Back in 2000 the United States declared that the extremely contagious and potentially deadly disease had been eradicated from North America. However, outbreaks are still happening.
Right now, a state of emergency has been declared in Washington state, where officials say there are 53 confirmed cases of measles. In 90 percent of those cases, the patients were not immunized.
"I'm a survivor of the 1989 outbreak of the measles," said Cecilia Rodriguez. She almost died when she was only 13 months old.
Her father remembers that day like it was yesterday.
"Fever, runny nose, so, we figured it was something minor," Carlos Rodriguez said.
But he soon realized it was something far worse and deadly.
"She woke up in the middle of the night. She couldn't breathe, she was sitting up, couldn't breathe."

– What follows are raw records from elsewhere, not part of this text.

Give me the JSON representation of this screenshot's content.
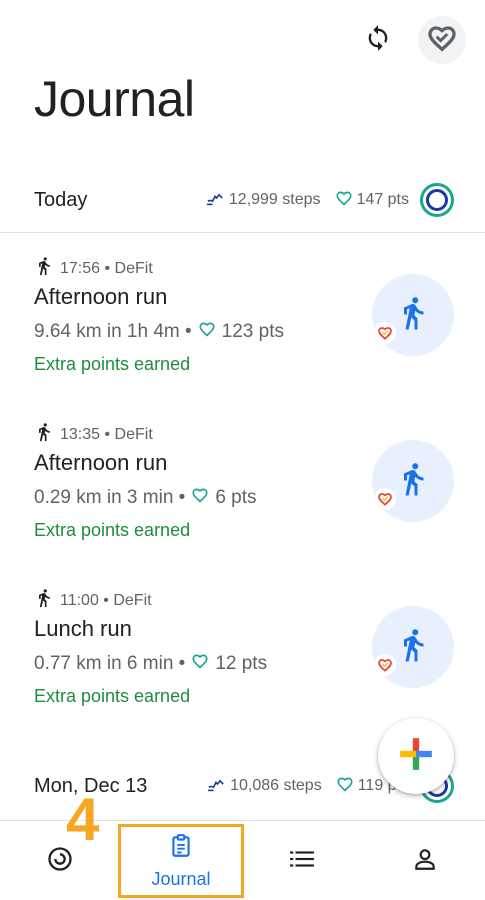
{
  "header": {
    "title": "Journal",
    "sync_icon": "sync-icon",
    "heart_icon": "heart-points-icon"
  },
  "days": [
    {
      "label": "Today",
      "steps": "12,999 steps",
      "points": "147 pts",
      "entries": [
        {
          "time_source": "17:56 • DeFit",
          "title": "Afternoon run",
          "detail": "9.64 km in 1h 4m •",
          "points": "123 pts",
          "extra": "Extra points earned"
        },
        {
          "time_source": "13:35 • DeFit",
          "title": "Afternoon run",
          "detail": "0.29 km in 3 min •",
          "points": "6 pts",
          "extra": "Extra points earned"
        },
        {
          "time_source": "11:00 • DeFit",
          "title": "Lunch run",
          "detail": "0.77 km in 6 min •",
          "points": "12 pts",
          "extra": "Extra points earned"
        }
      ]
    },
    {
      "label": "Mon, Dec 13",
      "steps": "10,086 steps",
      "points": "119 pts"
    }
  ],
  "fab": {
    "icon": "plus-icon"
  },
  "bottom_nav": {
    "home_icon": "home-ring-icon",
    "journal_label": "Journal",
    "journal_icon": "clipboard-icon",
    "browse_icon": "list-icon",
    "profile_icon": "profile-icon"
  },
  "annotation": {
    "step_number": "4"
  },
  "colors": {
    "accent_blue": "#1a73e8",
    "green": "#1e8e3e",
    "teal": "#1aa58d",
    "annotation_orange": "#f5a623"
  }
}
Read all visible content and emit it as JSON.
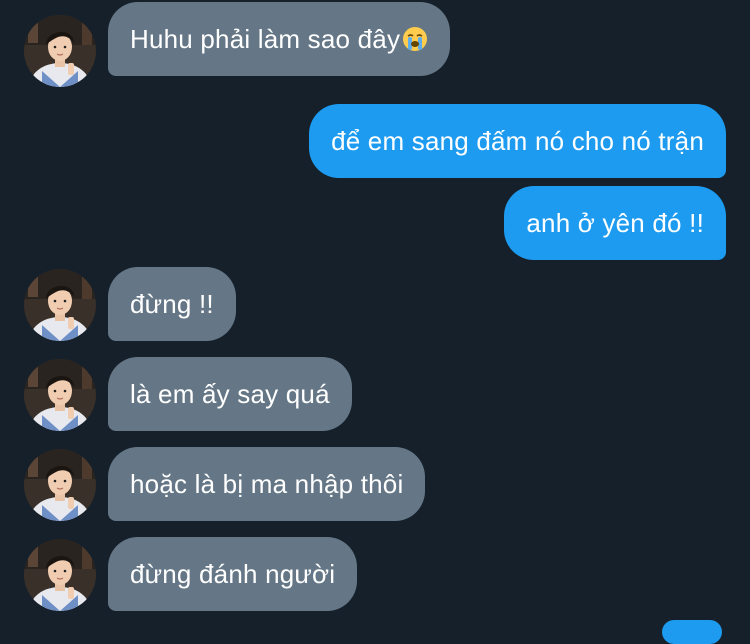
{
  "conversation": {
    "messages": [
      {
        "side": "in",
        "text": "Huhu phải làm sao đây",
        "emoji": "loudly-crying-face"
      },
      {
        "side": "out",
        "text": "để em sang đấm nó cho nó trận"
      },
      {
        "side": "out",
        "text": "anh ở yên đó !!"
      },
      {
        "side": "in",
        "text": "đừng !!"
      },
      {
        "side": "in",
        "text": "là em ấy say quá"
      },
      {
        "side": "in",
        "text": "hoặc là bị ma nhập thôi"
      },
      {
        "side": "in",
        "text": "đừng đánh người"
      }
    ]
  },
  "colors": {
    "background": "#15202b",
    "incoming_bubble": "#657786",
    "outgoing_bubble": "#1d9bf0",
    "text": "#ffffff"
  }
}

So he rushed her to the hospital, and not a minute too soon — Cecilia was diagnosed with German measles, a contagious disease easily be spread through contact with an infected person or through the air when someone coughs or sneezes.
Cecilia's case was so severe she spent nine months in the hospital in a coma fighting for her life. Doctors even told her family she only had a one percent chance of living.

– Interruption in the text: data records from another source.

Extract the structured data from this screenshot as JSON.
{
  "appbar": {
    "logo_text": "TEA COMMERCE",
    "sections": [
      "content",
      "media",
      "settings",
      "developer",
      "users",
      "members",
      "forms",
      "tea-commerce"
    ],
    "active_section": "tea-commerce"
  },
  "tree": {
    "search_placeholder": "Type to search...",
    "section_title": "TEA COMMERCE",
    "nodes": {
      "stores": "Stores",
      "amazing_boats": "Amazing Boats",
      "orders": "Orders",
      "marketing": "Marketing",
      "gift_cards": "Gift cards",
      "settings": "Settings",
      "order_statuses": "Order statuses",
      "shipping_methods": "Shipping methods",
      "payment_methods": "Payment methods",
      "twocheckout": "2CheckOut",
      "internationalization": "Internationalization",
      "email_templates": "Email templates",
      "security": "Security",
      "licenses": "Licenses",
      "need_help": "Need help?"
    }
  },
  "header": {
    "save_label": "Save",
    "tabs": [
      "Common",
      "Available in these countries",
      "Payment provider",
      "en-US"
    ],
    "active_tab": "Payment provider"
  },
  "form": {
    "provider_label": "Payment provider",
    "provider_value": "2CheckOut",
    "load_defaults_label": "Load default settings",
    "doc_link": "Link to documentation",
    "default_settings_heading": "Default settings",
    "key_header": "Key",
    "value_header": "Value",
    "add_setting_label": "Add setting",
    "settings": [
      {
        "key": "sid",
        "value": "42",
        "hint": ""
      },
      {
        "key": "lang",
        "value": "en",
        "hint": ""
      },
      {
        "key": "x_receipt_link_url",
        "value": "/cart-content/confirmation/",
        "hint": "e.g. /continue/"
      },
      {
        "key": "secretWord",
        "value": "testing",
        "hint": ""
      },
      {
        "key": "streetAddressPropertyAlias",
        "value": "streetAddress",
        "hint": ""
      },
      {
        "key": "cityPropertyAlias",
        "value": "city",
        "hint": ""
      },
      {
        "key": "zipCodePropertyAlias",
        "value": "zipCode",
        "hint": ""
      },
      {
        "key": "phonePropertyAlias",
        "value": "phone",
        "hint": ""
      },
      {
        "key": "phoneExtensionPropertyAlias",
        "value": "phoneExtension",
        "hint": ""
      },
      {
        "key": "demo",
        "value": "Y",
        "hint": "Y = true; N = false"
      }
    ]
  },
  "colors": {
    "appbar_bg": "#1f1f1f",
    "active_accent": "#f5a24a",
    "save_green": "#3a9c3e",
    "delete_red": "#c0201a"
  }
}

"So I went the chapel and I prayed for the long time, and something told be just take the chance, so I took that one percent and here she is."

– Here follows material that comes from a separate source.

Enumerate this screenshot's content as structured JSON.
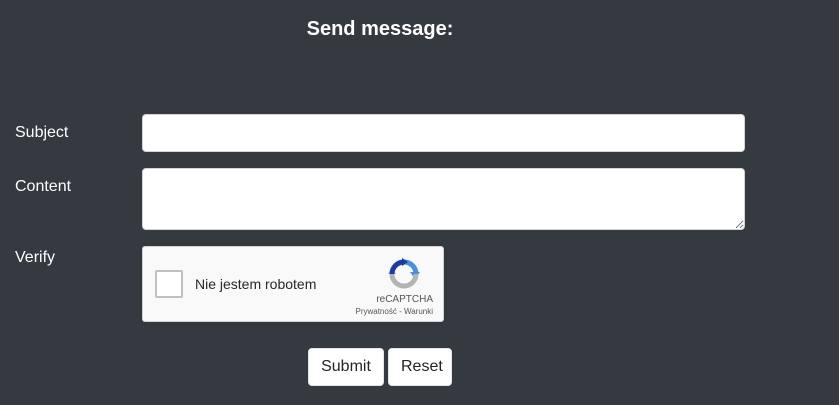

Dr. Katherine Allan, an internist with St. Francis Hospital, says getting the MMR vaccine and knowing what to look for saves lives.
"At first it seems like any other run of the mill cold, runny eyes, runny nose, cough, shortness of breath," Allan said. "There are certain spots that occur in the month called couplet spots and once the parent sees that, it's just not one run of the mill cold, they start seeing these changes."
Allan says a few days later a rash will appear. She says, unfortunately, it is when the patient shows symptoms of a cold that they are most contiguous. Allan says the virus is so dangerous it can survive in the air for up to two hours after an infected person leaves the room.
"So the affected person can go in, cough, sneeze, leave and then somebody under-vaccinated or who is not vaccinated, or who is immuno-compromised can go in get exposed to what the previous person had and catch it."
Allan says one reason we are seeing an uptick in measles cases is because some states allow parents to not vaccinate their children based on philosophical or religious reasons.
That includes Arkansas.
Another reason is based on a now debunked theory the MMR vaccine causes autism.
"It is a very effective and safe vaccine," she said. "The autism study was disproven. There is no link between autism and the measles vaccine."
According to the Centers for Disease Control, since Jan. 1, there have been 101 confirmed cases of the measles in 10 states.
Thirty years later, Cecilia Rogriguez is still battling with the affects of contracting the measles. It impacted her speech, hearing and eyesight.
It's a good reason to get vaccinated.
"This is a disease that we can prevent," Allan said.